The one thing that will make your customers pay attention

The key to getting your reader to pay attention is simple – give her something to learn!

Claude C. Hopkins was one of the early greats of advertising and maybe the greatest innovator the industry has ever seen. He invented the money-back guarantee, free trials and the whole concept of market testing; but perhaps his most brilliant stroke was realizing that advertising could succeed by educating the customer.

Hopkins used this wisdom to grow Van Camps’ pork and bean business. Hopkins did research and found that 94% of housewives were baking their own beans at home and only 6% were buying canned beans.

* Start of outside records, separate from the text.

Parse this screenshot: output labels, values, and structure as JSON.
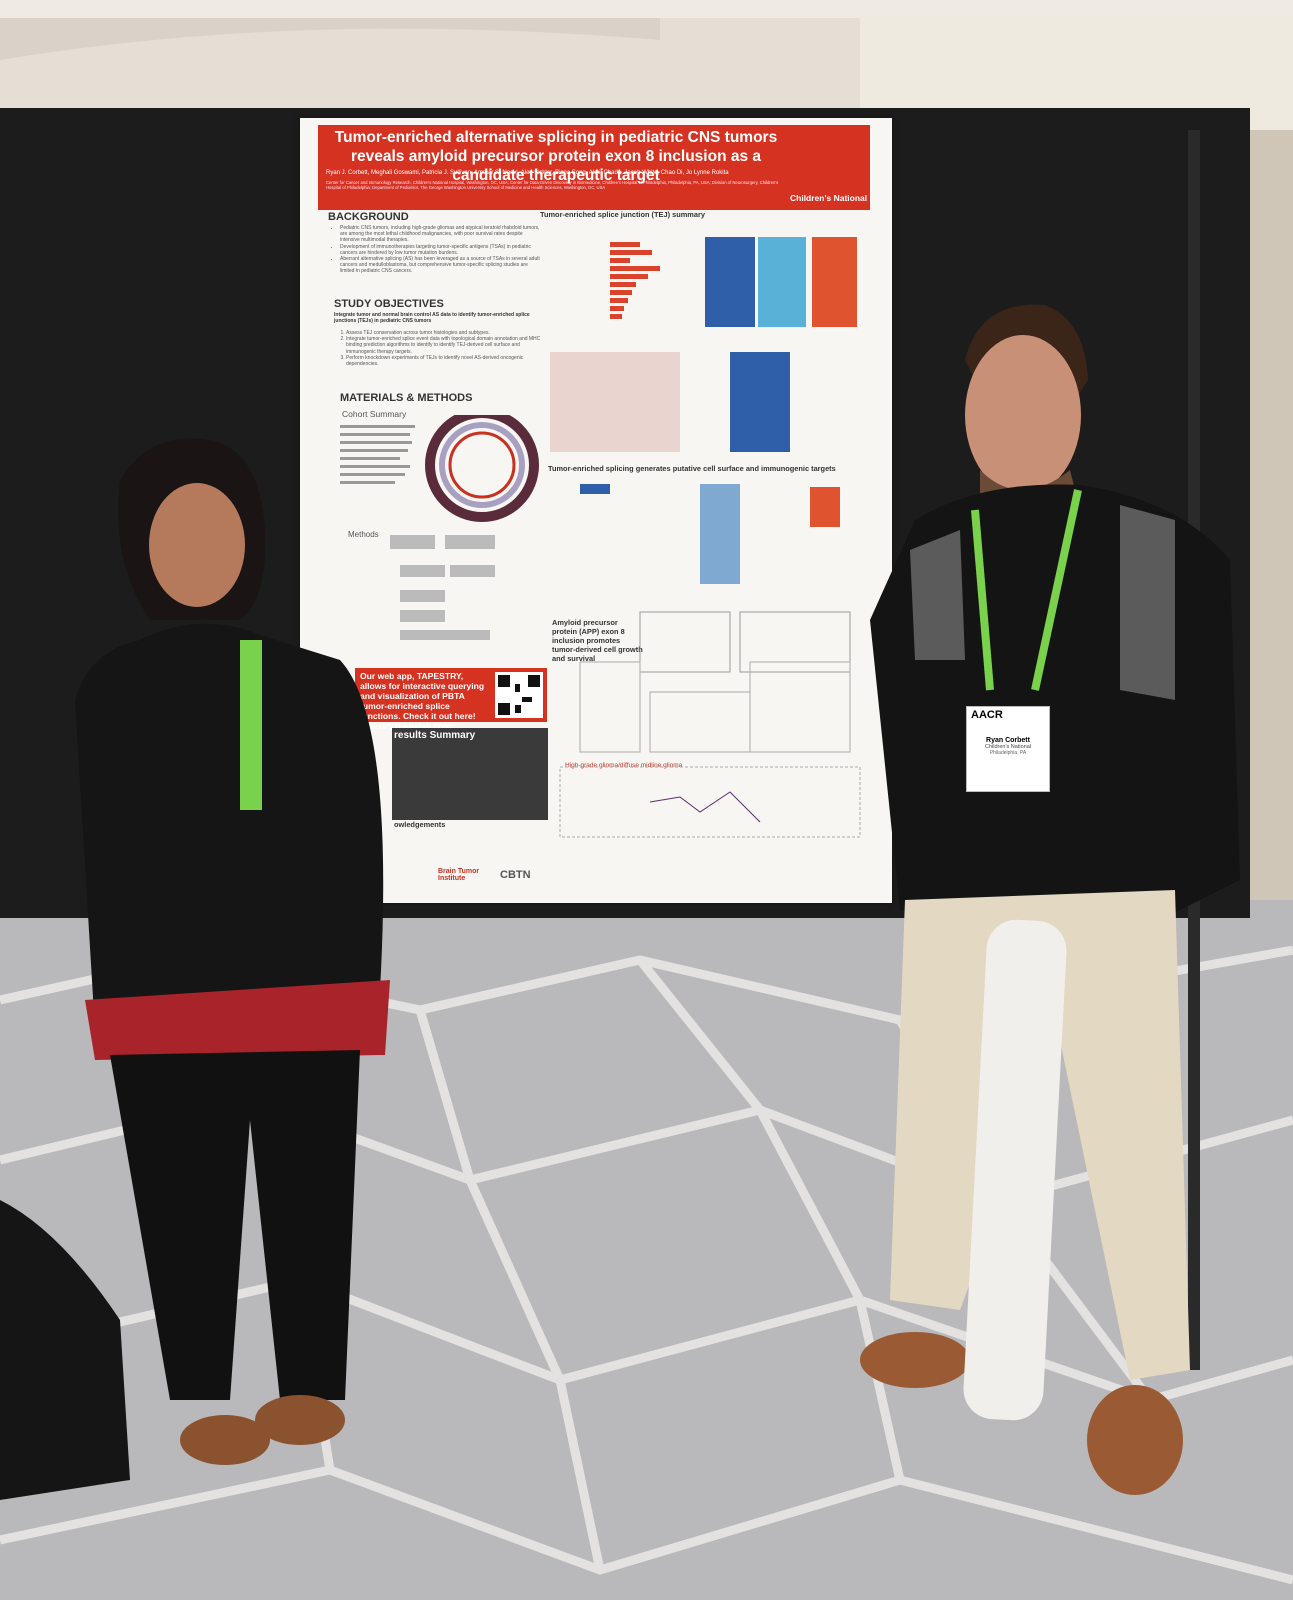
{
  "poster": {
    "title": "Tumor-enriched alternative splicing in pediatric CNS tumors reveals amyloid precursor protein exon 8 inclusion as a candidate therapeutic target",
    "authors": "Ryan J. Corbett, Meghali Goswami, Patricia J. Sullivan, Ammar S. Naqvi, Alex Sickler, Bicna Song, Akhil Chada, Jacob White, Chao Di, Jo Lynne Rokita",
    "affiliations": "Center for Cancer and Immunology Research, Children's National Hospital, Washington, DC, USA; Center for Data-Driven Discovery in Biomedicine, Children's Hospital of Philadelphia, Philadelphia, PA, USA; Division of Neurosurgery, Children's Hospital of Philadelphia; Department of Pediatrics, The George Washington University School of Medicine and Health Sciences, Washington, DC, USA",
    "logo": "Children's National",
    "background": {
      "heading": "BACKGROUND",
      "bullets": [
        "Pediatric CNS tumors, including high-grade gliomas and atypical teratoid rhabdoid tumors, are among the most lethal childhood malignancies, with poor survival rates despite intensive multimodal therapies.",
        "Development of immunotherapies targeting tumor-specific antigens (TSAs) in pediatric cancers are hindered by low tumor mutation burdens.",
        "Aberrant alternative splicing (AS) has been leveraged as a source of TSAs in several adult cancers and medulloblastoma, but comprehensive tumor-specific splicing studies are limited in pediatric CNS cancers."
      ]
    },
    "objectives": {
      "heading": "STUDY OBJECTIVES",
      "lead": "Integrate tumor and normal brain control AS data to identify tumor-enriched splice junctions (TEJs) in pediatric CNS tumors",
      "items": [
        "Assess TEJ conservation across tumor histologies and subtypes.",
        "Integrate tumor-enriched splice event data with topological domain annotation and MHC binding prediction algorithms to identify to identify TEJ-derived cell surface and immunogenic therapy targets.",
        "Perform knockdown experiments of TEJs to identify novel AS-derived oncogenic dependencies."
      ]
    },
    "methods": {
      "heading": "MATERIALS & METHODS",
      "cohort": "Cohort Summary",
      "methods_sub": "Methods"
    },
    "panels": {
      "tej": "Tumor-enriched splice junction (TEJ) summary",
      "immuno": "Tumor-enriched splicing generates putative cell surface and immunogenic targets",
      "app": "Amyloid precursor protein (APP) exon 8 inclusion promotes tumor-derived cell growth and survival",
      "hgg": "High-grade glioma/diffuse midline glioma"
    },
    "callout": "Our web app, TAPESTRY, allows for interactive querying and visualization of PBTA tumor-enriched splice junctions. Check it out here! tapestry.rokitalab.com",
    "results": "results Summary",
    "acknowledgements": "owledgements",
    "footer": [
      "Brain Tumor Institute",
      "CBTN"
    ]
  },
  "badge": {
    "org": "AACR",
    "name": "Ryan Corbett",
    "affiliation": "Children's National",
    "city": "Philadelphia, PA"
  }
}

So Hopkins ran an advertising campaign explaining how it took 16 hours to bake beans at home, and that you could never make home-baked beans digestible. He talked about crusty beans on top and mushy beans on the bottom. Then he highlighted the process Van Camp’s used to select their beans; the soft water that they used; and how they made the skins less tough by extracting the lime. He emphasized the steam ovens where the beans were baked at 245 degrees in sealed containers so no flavor was lost. Then finally he offered a free sample so customers could compare.

The campaign was a huge success for Van Camps. Rosser Reeves and today’s marketing genius Jay Abraham call this strategy “the pre-emptive strike.” You see, any bean manufacturer could have run the campaign, because they all used the same process. They all could have told the same story-but they didn’t. They knew their beans, but they didn’t know beans about selling.

Here’s another famous Claude Hopkins story; this one you may have heard.

Schlitz Beer was ranked 5th in market share-until they hired Hopkins. At the time, every beer manufacturer was advocating that their brand was “pure.” But consumers thought “Who cares?” until Hopkins told them what pure really meant.

Hopkins set out to understand the whole process of beer making. He was taken on a factory tour and shown plate-glass rooms filled with filtered air so the beer could be cooled without impurities; he was shown huge and very expensive filters filled with white-wood pulp; he learned that every pump and pipe were cleaned twice a day, and that every bottle was sterilized not once, not twice, but four times before being filled.

The Schlitz factory was right on the shores of Lake Michigan, unpolluted at the time, but no, Schlitz tapped 4,000 foot-deep artesian wells for even cleaner water.

At the end of his tour, Hopkins asked why the company didn’t tell their customers all this. They replied, “Because all beer manufacturers do it this way.”

Hopkins took Schlitz from #5 to #1 in a few short months.

What Hopkins did in these two examples and many others was educate people. It still holds true today: people love to learn; you cannot over-educate them.

Hopkins divulged his secrets in a book called “Scientific Advertising” in 1923. In the next advertising generation, the great David Ogilvy said, “Nobody should be allowed to have anything to do with advertising until he has read ‘Scientific Advertising’ seven times.” And Jay Abraham, known as America’s #1 Marketing Wizard, says this: “Claude Hopkins is the master of them all. His influence has easily added over $6 million to my personal income… and still counting.”

What are your customers learning from your advertising and marketing? What could they be learning?